Nun muss Europas Industrie ran. "Wir können nicht zulassen, dass unsere Industrie Europa verlässt. Unsere Zahlen sprechen eine deutliche Sprache: Europas Industrie bringt Wachstum und schafft Arbeitsplätze", sagte der Vizepräsident der EU-Industriekommissar Antonio Tajani bei der Vorstellung der EU-Industriestrategie am Mittwoch in Brüssel.
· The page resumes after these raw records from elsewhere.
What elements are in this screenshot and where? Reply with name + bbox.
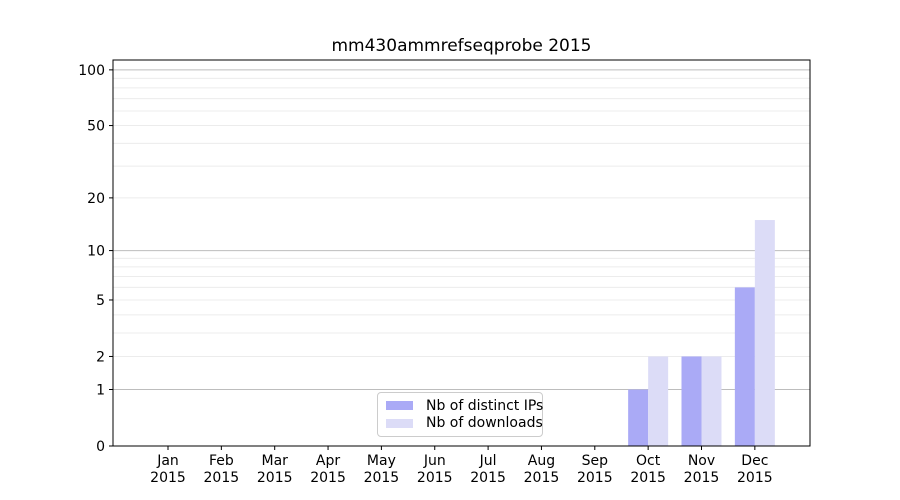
x-tick-label: Dec 2015: [737, 453, 773, 486]
legend-swatch-distinct-ips: [386, 401, 413, 411]
x-tick-label: Oct 2015: [630, 453, 666, 486]
x-tick-label: May 2015: [364, 453, 400, 486]
bar-nb-of-downloads-10: [701, 356, 722, 446]
x-tick-label: Sep 2015: [577, 453, 613, 486]
bar-nb-of-downloads-11: [754, 220, 775, 446]
y-tick-label: 1: [96, 383, 105, 399]
y-tick-label: 2: [96, 349, 105, 365]
legend-label-distinct-ips: Nb of distinct IPs: [426, 397, 544, 414]
y-tick-label: 10: [87, 244, 105, 260]
y-tick-label: 50: [87, 119, 105, 135]
legend: Nb of distinct IPs Nb of downloads: [377, 392, 543, 437]
y-tick-label: 100: [78, 63, 105, 79]
x-tick-label: Jan 2015: [150, 453, 186, 486]
plot-border: [112, 59, 811, 447]
bar-nb-of-distinct-ips-11: [734, 287, 755, 446]
x-tick-label: Mar 2015: [257, 453, 293, 486]
chart-title: mm430ammrefseqprobe 2015: [331, 36, 592, 56]
x-tick-label: Nov 2015: [684, 453, 720, 486]
y-tick-label: 20: [87, 191, 105, 207]
legend-item-downloads: Nb of downloads: [386, 415, 543, 431]
x-tick-label: Aug 2015: [524, 453, 560, 486]
x-tick-label: Feb 2015: [204, 453, 240, 486]
bar-nb-of-distinct-ips-9: [628, 389, 649, 446]
y-tick-label: 0: [96, 439, 105, 455]
legend-item-distinct-ips: Nb of distinct IPs: [386, 398, 543, 414]
x-tick-label: Apr 2015: [310, 453, 346, 486]
legend-swatch-downloads: [386, 418, 413, 428]
bar-nb-of-distinct-ips-10: [681, 356, 702, 446]
bar-nb-of-downloads-9: [648, 356, 669, 446]
x-tick-label: Jul 2015: [470, 453, 506, 486]
x-tick-label: Jun 2015: [417, 453, 453, 486]
legend-label-downloads: Nb of downloads: [426, 415, 543, 432]
y-tick-label: 5: [96, 293, 105, 309]
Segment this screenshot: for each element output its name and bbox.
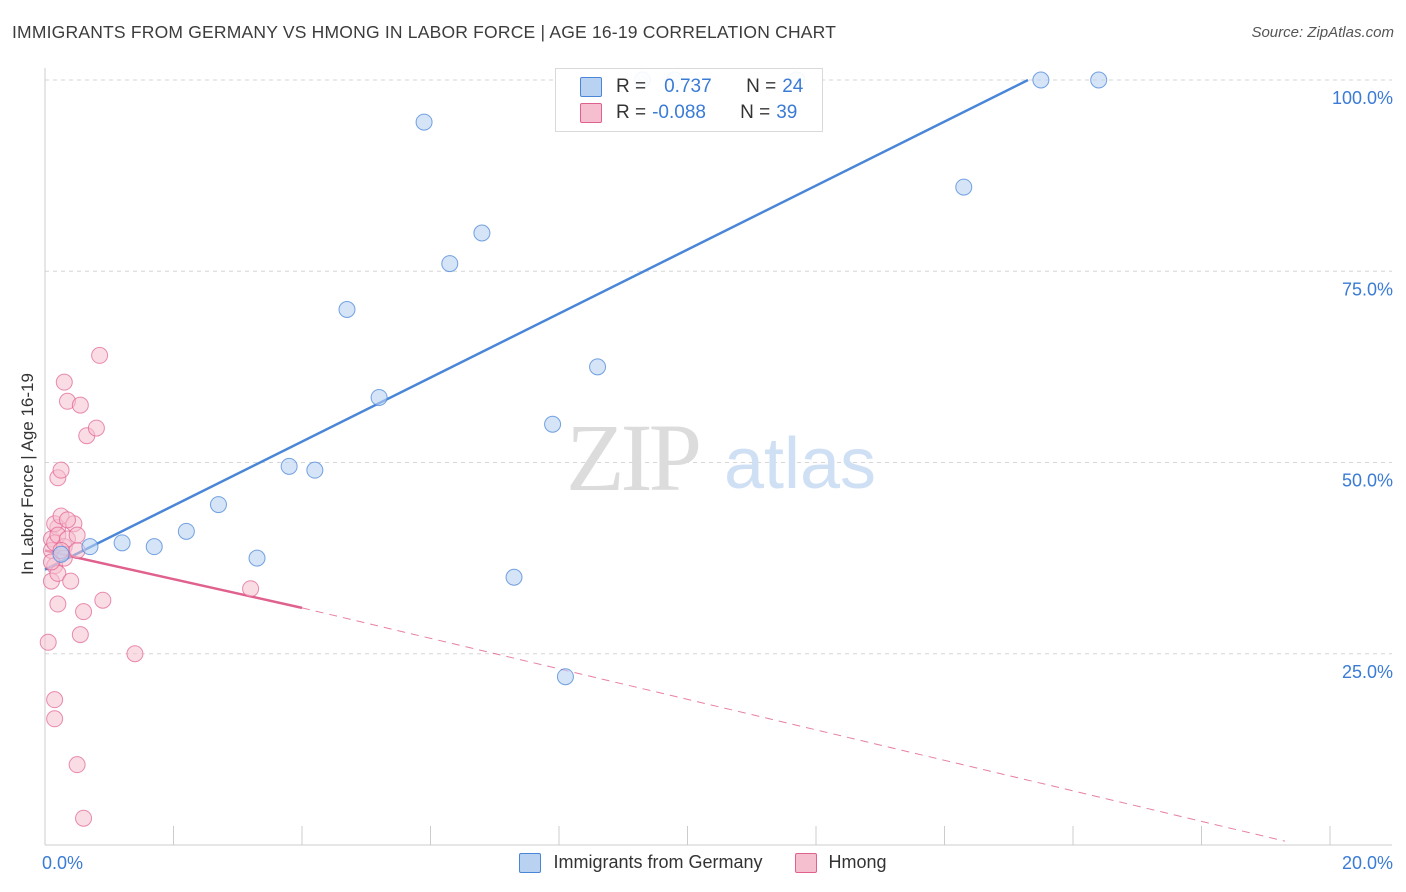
legend-germany-swatch — [519, 852, 542, 873]
germany-r-label: R = — [616, 76, 647, 97]
axes — [44, 68, 1392, 846]
germany-point — [1090, 71, 1108, 89]
hmong-point — [68, 756, 86, 774]
germany-r-value: 0.737 — [664, 76, 712, 97]
trend-lines — [44, 78, 1286, 842]
hmong-points — [39, 346, 260, 827]
legend-row-hmong: R = -0.088 N = 39 — [580, 101, 797, 125]
germany-point — [589, 358, 607, 376]
hmong-point — [94, 591, 112, 609]
y-tick-label-50: 50.0% — [1342, 471, 1393, 491]
germany-point — [81, 538, 99, 556]
hmong-point — [68, 526, 86, 544]
germany-n-value: 24 — [782, 76, 804, 97]
germany-n-label: N = — [746, 76, 777, 97]
series-legend: Immigrants from Germany Hmong — [0, 852, 1406, 873]
legend-hmong-swatch — [794, 852, 817, 873]
hmong-point — [71, 396, 89, 414]
germany-point — [544, 415, 562, 433]
germany-point — [52, 545, 70, 563]
hmong-point — [46, 691, 64, 709]
legend-item-hmong[interactable]: Hmong — [794, 852, 887, 873]
germany-point — [441, 255, 459, 273]
hmong-point — [62, 572, 80, 590]
legend-germany-label: Immigrants from Germany — [553, 852, 763, 872]
germany-point — [306, 461, 324, 479]
y-tick-label-75: 75.0% — [1342, 279, 1393, 299]
legend-row-germany: R = 0.737 N = 24 — [580, 75, 803, 99]
hmong-point — [52, 461, 70, 479]
hmong-n-label: N = — [740, 102, 771, 123]
germany-point — [280, 457, 298, 475]
germany-point — [177, 522, 195, 540]
hmong-n-value: 39 — [776, 102, 798, 123]
hmong-swatch — [580, 103, 602, 123]
y-axis-label: In Labor Force | Age 16-19 — [18, 263, 38, 575]
germany-point — [1032, 71, 1050, 89]
hmong-point — [46, 710, 64, 728]
chart-title: IMMIGRANTS FROM GERMANY VS HMONG IN LABO… — [12, 22, 837, 42]
hmong-point — [75, 809, 93, 827]
germany-point — [113, 534, 131, 552]
hmong-trend-extension — [301, 607, 1286, 842]
hmong-point — [39, 633, 57, 651]
hmong-point — [126, 645, 144, 663]
tick-labels: 100.0% 75.0% 50.0% 25.0% 0.0% 20.0% — [42, 88, 1393, 873]
germany-point — [338, 301, 356, 318]
hmong-r-value: -0.088 — [652, 102, 706, 123]
watermark-atlas: atlas — [724, 424, 876, 504]
germany-trend-line — [44, 78, 1029, 571]
hmong-point — [58, 511, 76, 529]
legend-hmong-label: Hmong — [828, 852, 887, 872]
hmong-point — [87, 419, 105, 437]
x-tick-label-0: 0.0% — [42, 853, 83, 873]
y-axis-label-text: In Labor Force | Age 16-19 — [18, 373, 37, 575]
germany-point — [556, 668, 574, 686]
hmong-point — [242, 580, 260, 598]
hmong-point — [49, 595, 67, 613]
germany-point — [473, 224, 491, 242]
source-credit: Source: ZipAtlas.com — [1251, 24, 1394, 41]
germany-point — [145, 538, 163, 556]
germany-point — [415, 113, 433, 131]
hmong-point — [71, 626, 89, 644]
germany-point — [370, 388, 388, 406]
hmong-point — [91, 346, 109, 364]
legend-item-germany[interactable]: Immigrants from Germany — [519, 852, 763, 873]
germany-swatch — [580, 77, 602, 97]
watermark-zip: ZIP — [566, 404, 699, 511]
watermark: ZIP atlas — [566, 404, 876, 511]
germany-point — [505, 568, 523, 586]
germany-point — [209, 496, 227, 514]
germany-points — [52, 71, 1108, 686]
correlation-legend: R = 0.737 N = 24 R = -0.088 N = 39 — [555, 68, 823, 132]
gridlines — [45, 79, 1392, 655]
y-tick-label-25: 25.0% — [1342, 662, 1393, 682]
hmong-point — [75, 603, 93, 621]
germany-point — [955, 178, 973, 196]
x-tick-label-20: 20.0% — [1342, 853, 1393, 873]
germany-point — [248, 549, 266, 567]
y-tick-label-100: 100.0% — [1332, 88, 1393, 108]
hmong-trend-line — [44, 549, 303, 610]
hmong-point — [55, 373, 73, 391]
hmong-r-label: R = — [616, 102, 647, 123]
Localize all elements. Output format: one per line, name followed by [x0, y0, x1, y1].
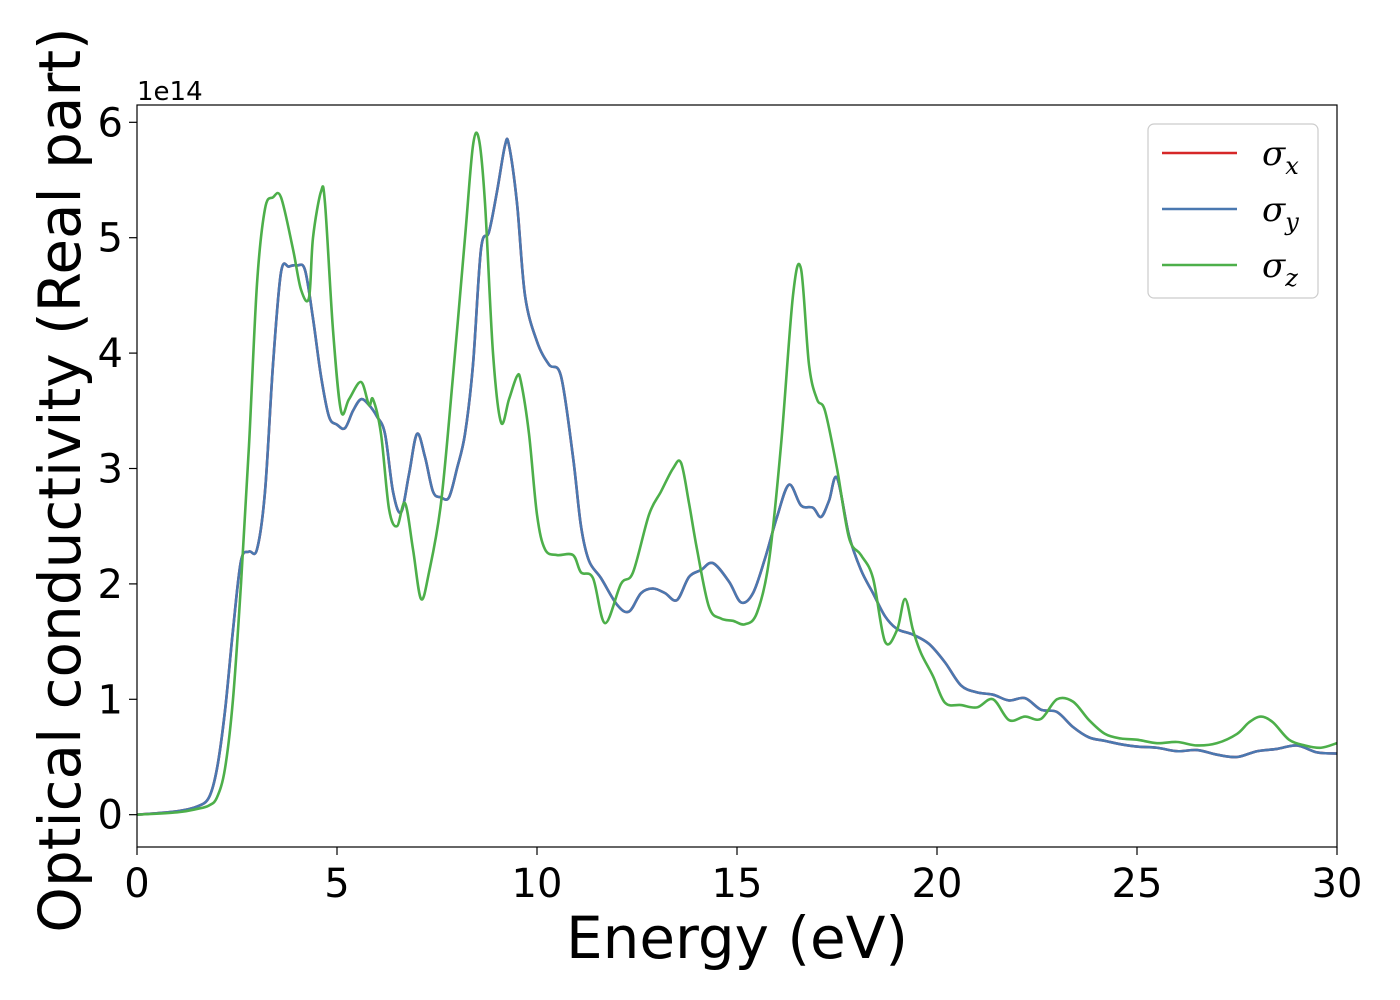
y-tick-label: 0 — [98, 793, 123, 839]
legend-label-y: σy — [1262, 190, 1299, 236]
x-axis: 0 5 10 15 20 25 30 — [124, 847, 1362, 907]
x-tick-label: 25 — [1112, 861, 1163, 907]
x-tick-label: 10 — [512, 861, 563, 907]
x-tick-label: 15 — [712, 861, 763, 907]
legend-subscript: x — [1285, 152, 1299, 180]
x-tick-label: 30 — [1312, 861, 1363, 907]
series-line-y — [136, 137, 1338, 816]
y-tick-label: 3 — [98, 446, 123, 492]
legend-subscript: z — [1284, 264, 1298, 292]
y-tick-label: 1 — [98, 677, 123, 723]
legend-subscript: y — [1284, 208, 1299, 236]
legend-box — [1147, 123, 1319, 299]
y-tick-label: 4 — [98, 331, 123, 377]
series-layer — [136, 131, 1338, 816]
legend-label-x: σx — [1262, 134, 1299, 180]
legend-symbol: σ — [1262, 190, 1286, 230]
y-axis-title: Optical conductivity (Real part) — [26, 27, 94, 932]
y-offset-label: 1e14 — [137, 77, 203, 107]
legend-symbol: σ — [1262, 134, 1286, 174]
x-axis-title: Energy (eV) — [566, 904, 908, 972]
y-tick-label: 5 — [98, 216, 123, 262]
x-tick-label: 5 — [324, 861, 349, 907]
x-tick-label: 20 — [912, 861, 963, 907]
legend-symbol: σ — [1262, 246, 1286, 286]
y-tick-label: 2 — [98, 562, 123, 608]
legend-label-z: σz — [1262, 246, 1298, 292]
y-axis: 0 1 2 3 4 5 6 — [98, 100, 137, 839]
y-tick-label: 6 — [98, 100, 123, 146]
series-line-z — [136, 131, 1338, 816]
x-tick-label: 0 — [124, 861, 149, 907]
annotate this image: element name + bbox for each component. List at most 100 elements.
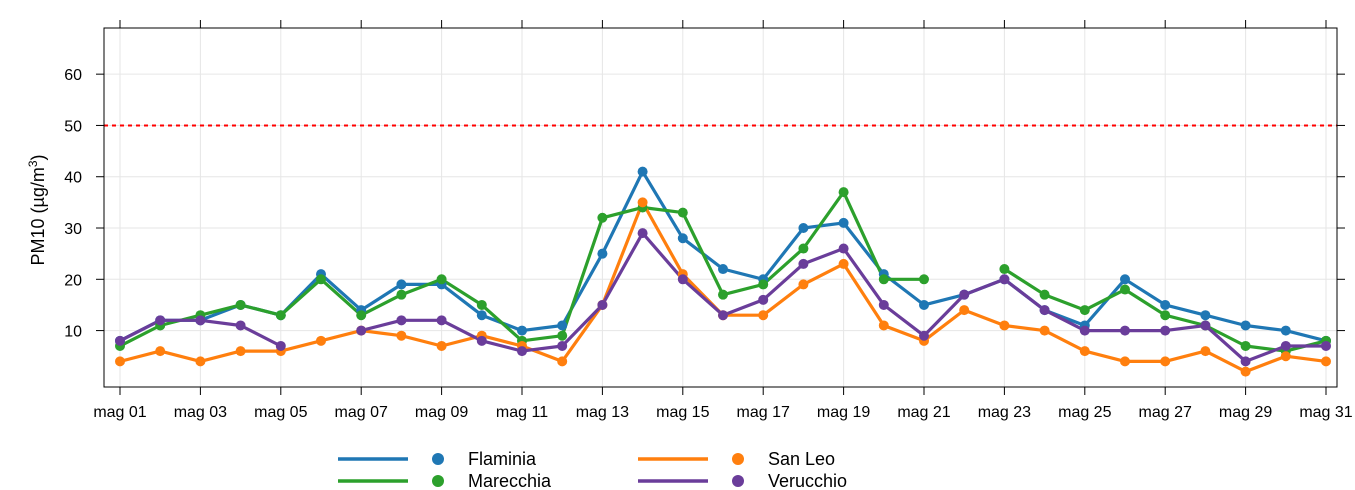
x-tick-label: mag 01: [93, 404, 146, 421]
y-tick-label: 60: [64, 67, 82, 84]
data-point-verucchio: [356, 325, 367, 336]
data-point-verucchio: [1240, 356, 1251, 367]
data-point-flaminia: [1160, 299, 1171, 310]
data-point-verucchio: [959, 289, 970, 300]
data-point-verucchio: [718, 310, 728, 321]
data-point-verucchio: [155, 315, 166, 326]
y-tick-label: 20: [64, 272, 82, 289]
x-tick-label: mag 31: [1299, 404, 1352, 421]
x-tick-label: mag 19: [817, 404, 870, 421]
axes: mag 01 mag 03 mag 05 mag 07 mag 09 mag 11 mag …: [64, 20, 1353, 421]
data-point-san-leo: [999, 320, 1010, 331]
data-point-verucchio: [838, 243, 849, 254]
data-point-flaminia: [838, 217, 849, 228]
data-point-verucchio: [115, 335, 125, 346]
data-point-marecchia: [999, 264, 1010, 275]
data-point-marecchia: [919, 274, 929, 285]
data-point-verucchio: [1321, 340, 1331, 351]
data-point-verucchio: [919, 330, 929, 341]
data-point-marecchia: [878, 274, 889, 285]
data-point-san-leo: [1039, 325, 1050, 336]
data-point-flaminia: [718, 264, 728, 275]
data-point-san-leo: [758, 310, 769, 321]
data-point-verucchio: [637, 228, 648, 239]
legend-label-marecchia: Marecchia: [468, 471, 552, 490]
x-tick-label: mag 03: [174, 404, 227, 421]
data-point-marecchia: [356, 310, 367, 321]
data-point-marecchia: [838, 187, 849, 198]
data-point-verucchio: [1280, 340, 1291, 351]
x-tick-label: mag 27: [1139, 404, 1192, 421]
data-point-verucchio: [1120, 325, 1130, 336]
legend-marker-marecchia: [432, 475, 444, 487]
y-axis-label-superscript: 3: [26, 160, 40, 167]
data-point-flaminia: [677, 233, 688, 244]
data-point-marecchia: [597, 212, 608, 223]
legend-label-flaminia: Flaminia: [468, 449, 537, 469]
data-point-san-leo: [1079, 346, 1090, 357]
data-point-san-leo: [1280, 351, 1291, 362]
data-point-marecchia: [316, 274, 326, 285]
data-point-flaminia: [396, 279, 407, 290]
data-point-verucchio: [798, 258, 809, 269]
data-point-san-leo: [1240, 366, 1251, 377]
x-tick-label: mag 25: [1058, 404, 1111, 421]
data-point-flaminia: [517, 325, 527, 336]
data-point-san-leo: [878, 320, 889, 331]
legend-marker-san-leo: [732, 453, 744, 465]
legend-label-san-leo: San Leo: [768, 449, 835, 469]
y-tick-label: 10: [64, 324, 82, 341]
data-point-verucchio: [195, 315, 206, 326]
grid-lines: [104, 28, 1337, 387]
data-point-verucchio: [396, 315, 407, 326]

Eine neue industrielle Revolution soll Jobs nach Europa zurückbringen, bis 2020 sollen nach den Plänen der EU 20 Prozent des Bruttosozialprodukts in der Union von der Industrie erwirtschaftet werden - derzeit liegt dieser Wert bei 16,5 Prozent.
Das Ziel der Europäischen Union ist einigermaßen ehrgeizig, meint man bei der Industriellenvereinigung: Denn selbst das Industrieland Österreich, das eine Industriequote (ohne Energieproduktion) von 18,7 Prozent aufweist, liegt unter den 20 Prozent-Marke. "Um die aktuelle Haushaltskrise zu bewältigen und global wettbewerbsfähig zu bleiben, brauchen wir eine starke Industrie in Europa", so Georg Kapsch, Präsident der Industriellenvereinigung. Wichtig sei, "dass die Entscheidungsträger gemäß einem neuen Industrie-Mindset auch entsprechende Taten folgen lassen".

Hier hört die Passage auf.